According to the findings of the 4th biennial PricewaterhouseCoopers Global Economic Crime Survey, of the 43% of companies that reported a significant economic crime, more than 76% reported that a party external to the company played a role in the fraud. And of that 76%, over 34% reported that, in at least one of the reported cases, the external party was located in a foreign country.

 When asked to comment on one or two more specific instances of fraud that their company had experienced, respondents indicated a slightly different picture of the perpetrator’s relation to the business, with half of the perpetrators being inside the company (50% internal and 50% external). 

Furthermore, the results showed a decreasing number of frauds being detected among company employees higher up the corporate ladder. This may be because the more complex economic crimes such as accounting fraud, which are harder to detect, are more likely to be committed by senior management figures, whereas more “simple” frauds such as asset misappropriation, which are often easier to detect, may be perpetrated by staff in positions across the organization.

 The typical perpetrator

According to the survey, the demographics of a typical fraudster are as follows:

  • Male (85% of cases)
  • 31 – 50 years (72% of cases)
  • Reached high- school level (50%)
  • Bachelor’s or post graduate degree (50%)
  • Middle or senior management (52%)

Neither high education levels nor management positions limits any individuals desire to increase their own material gain. In certain instances it may even help in the circumvention of sophisticated control systems. And while many new controls are able to detect the frauds committed by staff at all grades, in our experience they do not of themselves prevent the committed fraudster. In fact, it is the frauds committed by those in the senior and middle management that cause the greatest financial and collateral damage to a business.

Fraud in the future

The results of our research have shown that the controls that have been implemented will not be sufficient to mitigate the risk of economic crime on their own.

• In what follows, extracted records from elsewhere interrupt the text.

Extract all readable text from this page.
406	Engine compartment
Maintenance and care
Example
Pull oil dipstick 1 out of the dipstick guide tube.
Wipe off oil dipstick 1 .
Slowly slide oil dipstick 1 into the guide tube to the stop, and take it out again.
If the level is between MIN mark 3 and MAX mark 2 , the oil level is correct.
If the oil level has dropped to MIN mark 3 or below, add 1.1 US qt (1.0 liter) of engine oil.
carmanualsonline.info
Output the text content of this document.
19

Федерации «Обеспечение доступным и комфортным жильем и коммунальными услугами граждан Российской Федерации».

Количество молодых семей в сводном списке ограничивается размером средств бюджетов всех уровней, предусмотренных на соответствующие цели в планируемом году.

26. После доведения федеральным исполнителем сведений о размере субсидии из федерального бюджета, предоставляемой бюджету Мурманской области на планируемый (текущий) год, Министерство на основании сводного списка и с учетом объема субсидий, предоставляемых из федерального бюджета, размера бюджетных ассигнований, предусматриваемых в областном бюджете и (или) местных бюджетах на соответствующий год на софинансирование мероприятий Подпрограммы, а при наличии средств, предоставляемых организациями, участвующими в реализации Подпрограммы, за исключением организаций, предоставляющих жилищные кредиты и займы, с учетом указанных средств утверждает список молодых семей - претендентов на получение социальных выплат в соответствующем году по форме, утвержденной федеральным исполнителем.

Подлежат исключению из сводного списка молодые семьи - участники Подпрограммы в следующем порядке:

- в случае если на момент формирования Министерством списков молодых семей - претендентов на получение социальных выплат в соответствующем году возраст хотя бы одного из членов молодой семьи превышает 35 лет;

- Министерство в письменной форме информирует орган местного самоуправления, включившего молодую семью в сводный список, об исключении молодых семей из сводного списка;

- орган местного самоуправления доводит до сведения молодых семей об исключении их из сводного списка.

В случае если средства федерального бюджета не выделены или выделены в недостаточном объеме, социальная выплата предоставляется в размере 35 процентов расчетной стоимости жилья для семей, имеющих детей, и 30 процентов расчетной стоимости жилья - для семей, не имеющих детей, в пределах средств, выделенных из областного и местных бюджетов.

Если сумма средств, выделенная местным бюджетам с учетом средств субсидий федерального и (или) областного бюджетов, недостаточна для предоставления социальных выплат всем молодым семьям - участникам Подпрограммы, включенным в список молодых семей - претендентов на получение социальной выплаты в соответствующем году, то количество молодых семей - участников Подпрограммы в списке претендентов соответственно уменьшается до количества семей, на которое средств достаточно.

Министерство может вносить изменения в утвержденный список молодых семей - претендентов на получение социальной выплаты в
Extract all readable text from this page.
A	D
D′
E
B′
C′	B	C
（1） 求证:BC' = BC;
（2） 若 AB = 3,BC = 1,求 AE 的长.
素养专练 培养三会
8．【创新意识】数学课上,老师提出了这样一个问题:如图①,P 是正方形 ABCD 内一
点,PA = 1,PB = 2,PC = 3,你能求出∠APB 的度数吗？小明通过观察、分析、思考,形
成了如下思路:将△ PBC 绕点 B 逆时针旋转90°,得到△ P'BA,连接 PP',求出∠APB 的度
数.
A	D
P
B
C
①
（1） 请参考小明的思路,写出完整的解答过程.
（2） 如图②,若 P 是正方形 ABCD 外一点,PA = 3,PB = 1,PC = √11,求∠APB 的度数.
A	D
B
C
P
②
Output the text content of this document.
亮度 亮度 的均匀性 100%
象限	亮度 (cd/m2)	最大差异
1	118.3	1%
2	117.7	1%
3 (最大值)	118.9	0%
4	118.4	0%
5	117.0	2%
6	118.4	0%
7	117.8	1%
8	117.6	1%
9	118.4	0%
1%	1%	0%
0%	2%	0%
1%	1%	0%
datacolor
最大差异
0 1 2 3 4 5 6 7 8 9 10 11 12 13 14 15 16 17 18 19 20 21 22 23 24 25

Instead, our hope rests in organizations establishing a culture that supports those controls with clear and ethical guidelines, engendering a loyalty to the organisation’s brand and showing that every perpetrator, no matter what their position and function within the company, will be subject to equivalent sanctions.

 As with all crimes and unwanted business risks, consistent and effective prevention is better that after-the-fact reactions.